The connection between KCNA3 variants and DEE raises questions about how mutations in predominantly immune-related Kv1.3 channels can cause epilepsy. We now know that Kv1.3 is not restricted to immune-related cells, but it is also expressed in neurons in important epileptogenic brain regions like the hippocampus where LoF could cause seizure-inducing hyperexcitability. However, Kv1.3 knockout (KO) mouse models present a conundrum as they exhibit few overt neurological or immunological phenotypes. ² Initial characterization of Kv1.3 KO mice revealed only reduced body weight due to increased metabolic rate. Later studies found that Kv1.1 KO mice also have anxiety-like behaviors, attention deficits, and a heightened sense of smell related to increased excitability of olfactory bulb mitral cells. ² Thus, studies of Kv1.1 KO mice, which should theoretically mimic the pure LoF Kv1.3 variants, do not show evidence of epilepsy. Adding more complexity, treating WT mice with the Kv1.3-specific inhibitor PAP-1 significantly attenuates kainic acid (KA)-induced seizures. ⁹ Kv1.3 is upregulated in microglia following KA-induced seizures, but blockade of Kv1.3 suppresses proinflammatory microglial activation and reduced proinflammatory cytokine production, suggesting a neuroinflammatory mode of action involving microglia.

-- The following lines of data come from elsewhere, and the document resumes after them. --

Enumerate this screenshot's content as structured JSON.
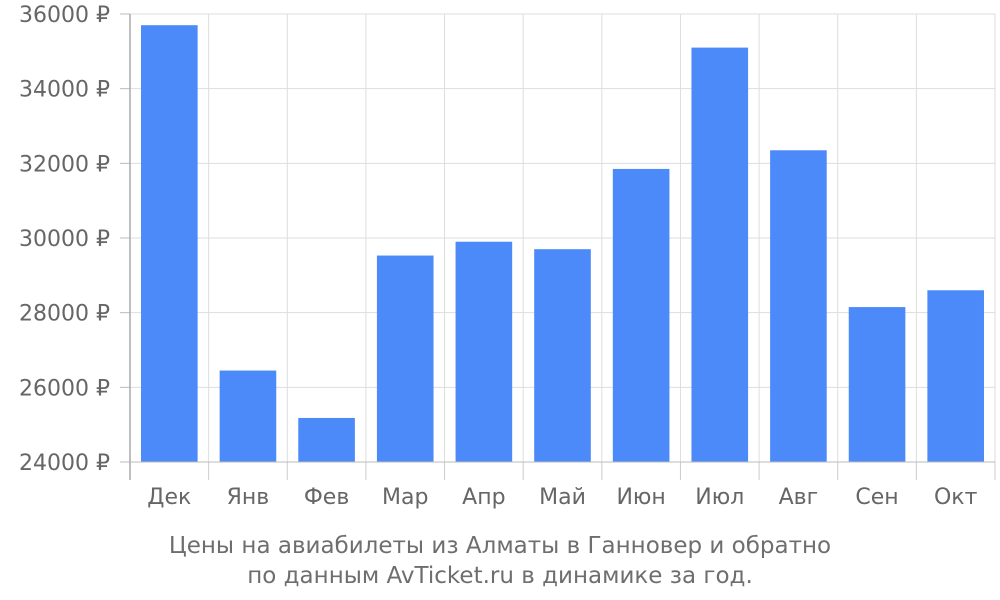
{
  "chart_data": {
    "type": "bar",
    "categories": [
      "Дек",
      "Янв",
      "Фев",
      "Мар",
      "Апр",
      "Май",
      "Июн",
      "Июл",
      "Авг",
      "Сен",
      "Окт"
    ],
    "values": [
      35700,
      26450,
      25180,
      29530,
      29900,
      29700,
      31850,
      35100,
      32350,
      28150,
      28600
    ],
    "ylim": [
      24000,
      36000
    ],
    "yticks": [
      24000,
      26000,
      28000,
      30000,
      32000,
      34000,
      36000
    ],
    "ytick_labels": [
      "24000 ₽",
      "26000 ₽",
      "28000 ₽",
      "30000 ₽",
      "32000 ₽",
      "34000 ₽",
      "36000 ₽"
    ],
    "grid": true,
    "bar_color": "#4d8af9"
  },
  "caption": {
    "line1": "Цены на авиабилеты из Алматы в Ганновер и обратно",
    "line2": "по данным AvTicket.ru в динамике за год."
  }
}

The complex interplay between microglia and neurons, both expressing Kv1.3, might hold the key to understanding how Kv1.3 contributes to epilepsy. Microglia interact with neurons in an activity-dependent fashion to control neuronal excitability. ¹⁰ Microglial synaptic pruning is also essential for development of healthy brain circuits and impaired pruning has been implicated in neuronal hyperexcitability and seizures. ¹⁰ Thus, the consequences of Kv1.3 variants may ultimately depend on the balance of neuronal and immune-related factors. To unravel this, conditional knockout animal models restricting Kv1.3 deletion to specific cell types or developmental time windows may be necessary. Thanks to the discovery of KCNA3 variants underlying DEE, the focus of Kv1.3 research is now extending beyond non-excitable lymphocytes and microglia to include excitable cells, particularly neurons.